Time is precious, so of course I have to be judicious about
when and for whom I do “free work,” i.e. uncompensated activities that fall
outside my specific job duties. I have historically devoted my free work time
to advance two major goals: 1) enhancing the diversity of researchers and
research topics in psychological science and 2) promoting open, transparent,
and reproducible science. I have done this because diversity and open science
are the two most central scientific values I hold.
The majority of my free work comes about in the context of
professional societies. I have been very intentional about the societies with
which I associate, choosing only ones that I feel align with my personal and
scientific values. For example, I have long shunned the American Psychological
Association (APA) because of their involvement with the U.S. Government’s detainee
torture program, their aggressive issuing of take-down notices for researchers
posting APA-published articles, and the myriad ways in which they unethically treat
students (e.g., not allowing them voting rights, the structure of accredited
programs that requires off-site internships), among many other reasons. I also have
not been a member of the largest organization in my subfield, the Society for
Research on Child Development (SRCD), for nearly 10 years. My move away from
SRCD was initially because I did not perceive them to value diversity in the
field, and was subsequently reinforced by their tepid response to the detention
and treatment of migrant children in the U.S. and their explicitly antagonistic
views on open science.

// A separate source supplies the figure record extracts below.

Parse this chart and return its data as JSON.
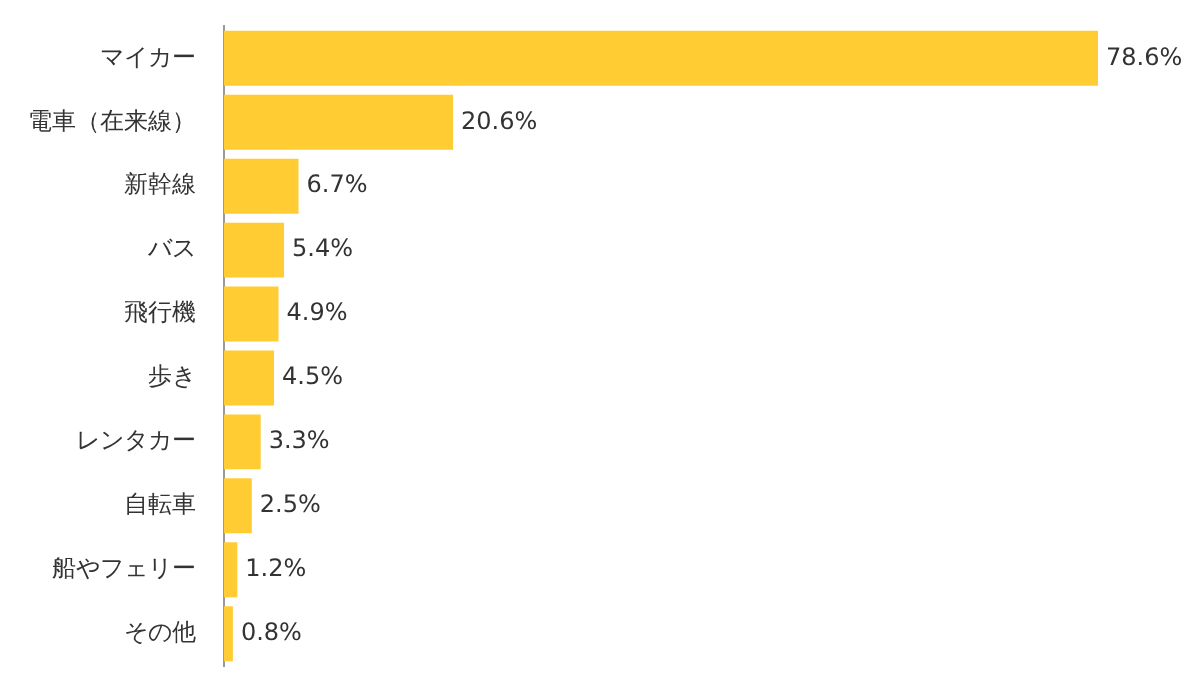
{
  "chart_data": {
    "type": "bar",
    "orientation": "horizontal",
    "categories": [
      "マイカー",
      "電車（在来線）",
      "新幹線",
      "バス",
      "飛行機",
      "歩き",
      "レンタカー",
      "自転車",
      "船やフェリー",
      "その他"
    ],
    "values": [
      78.6,
      20.6,
      6.7,
      5.4,
      4.9,
      4.5,
      3.3,
      2.5,
      1.2,
      0.8
    ],
    "value_labels": [
      "78.6%",
      "20.6%",
      "6.7%",
      "5.4%",
      "4.9%",
      "4.5%",
      "3.3%",
      "2.5%",
      "1.2%",
      "0.8%"
    ],
    "color": "#ffcc33",
    "legend": false
  }
}
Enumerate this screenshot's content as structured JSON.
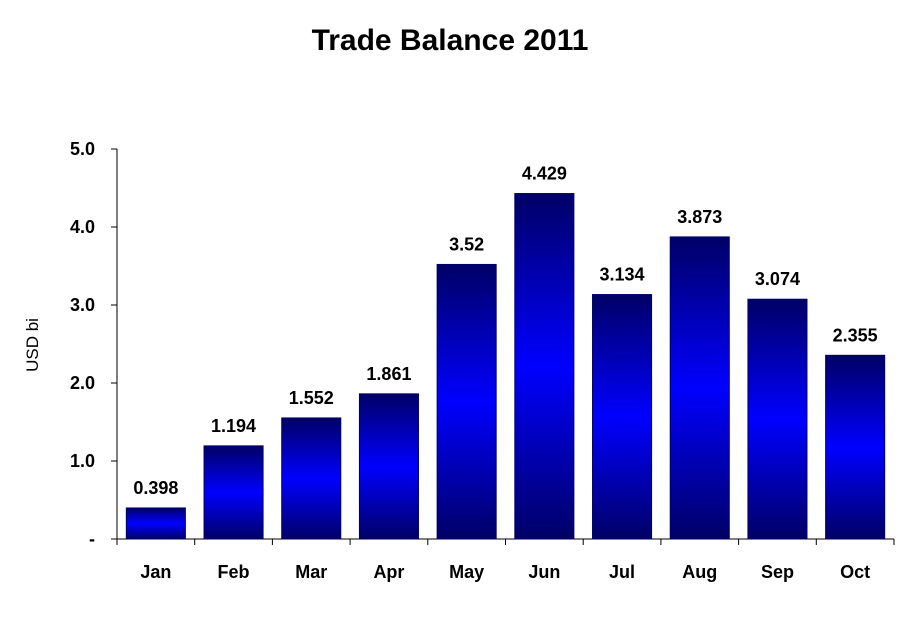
{
  "chart_data": {
    "type": "bar",
    "title": "Trade Balance 2011",
    "xlabel": "",
    "ylabel": "USD bi",
    "categories": [
      "Jan",
      "Feb",
      "Mar",
      "Apr",
      "May",
      "Jun",
      "Jul",
      "Aug",
      "Sep",
      "Oct"
    ],
    "values": [
      0.398,
      1.194,
      1.552,
      1.861,
      3.52,
      4.429,
      3.134,
      3.873,
      3.074,
      2.355
    ],
    "data_labels": [
      "0.398",
      "1.194",
      "1.552",
      "1.861",
      "3.52",
      "4.429",
      "3.134",
      "3.873",
      "3.074",
      "2.355"
    ],
    "ylim": [
      0,
      5
    ],
    "yticks": [
      0,
      1,
      2,
      3,
      4,
      5
    ],
    "ytick_labels": [
      "-",
      "1.0",
      "2.0",
      "3.0",
      "4.0",
      "5.0"
    ],
    "grid": false,
    "legend": "none",
    "colors": {
      "bar_edge": "#000066",
      "bar_center": "#0000ff",
      "axis": "#000000"
    }
  }
}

I am frequently asked to serve on committees or work on
projects for both APA and SRCD, despite not being members of either, and always
decline while providing the explanation that the societies do not share my
values. I will not engage in free work for these societies.
This is all a long preface to say that I will no longer do
any free work for the Society for Research on Adolescence (SRA), a society for
which I have been an extremely active member since joining in 2003. I have been
to every meeting since 2004, have served on committees, chaired review panels,
given countless presentations, and met many great friends and colleagues
through the society. I owe much of my professional existence to SRA, which is
why I felt such betrayal at their recent actions.
SRA, along with a number of societies and publishers
(including APA and SRCD) signed
on to this letter to the U.S. President urging him to delay executive
action on open access of journal articles. Now, whether or not the President
should take this action is not the core issue—I understand that this is a complex
issue. But, signing on to this particular letter is inexcusable for a society
like SRA. The letter is essentially publisher propaganda, containing mischaracterizations
about the nature of intellectual property and the role of journals in the
scientific process. Moreover, it is deeply nationalistic, prioritizing the
benefits to the U.S. at the expenses of the rest of the world. This latter
point should have been a deal breaker for any society that positions itself as
valuing global science. The letter is a direct attack on two of my core values:
diversity and open science.
I have communicated with several people about this issue,
and they almost all give versions of the same two responses:
1) The issue is
complicated, decisions about this kind of action have to be made quickly, and
societies always have to balance multiple interests. I agree with all of
this, but also maintain that SRA should not have signed that letter. It should have
been an easy call to read the text of the letter and give a clear, not today Satan response. And there were
options. There
is another letter that, while I still disagree with the content, is much
less offensive (SRA did not sign that one; APA did).
2) This demonstrates
the need for me to stay involved in the society, work with them, and help
educate and promote open science and diversity. I agree with all of this as
well, but have chosen a different path. Time is precious, and I have to make
sound decisions on how to allocate it. SRA is a society structured by the past,
and is a society that is reluctant to change at the structural level, despite
any veneers of change. I have decided that is a better use of my time to support
new models for scientific exchange rather than try to change old, entrenched
models. I was always baffled by colleagues who would say, “I don’t really like
SRCD, but I just go because everyone else does and I like to see my friends.”
This is not why societies or conferences should exist. We should do more and
expect more, of societies and of our time. At SRA 2020 I was scheduled to run a
preconference on open science and was a chair for an invited session on open
science. I am withdrawing from both and will not attend SRA, devoting my
energies to initiatives and organizations that I fully believe in.
Finally, I am not claiming to be a pure, virtuous actor on
this topic. There are other initiatives to which I am devoting free work that
might seem counter to my previous statements. There are always reasons, but
those reasons do not violate my core values. Similarly, I will not judge those
of you who decide to stay with SRA, which will likely be all of you. I just ask
that you work to actually change and improve the way the society functions,
rather than reinforce the status quo.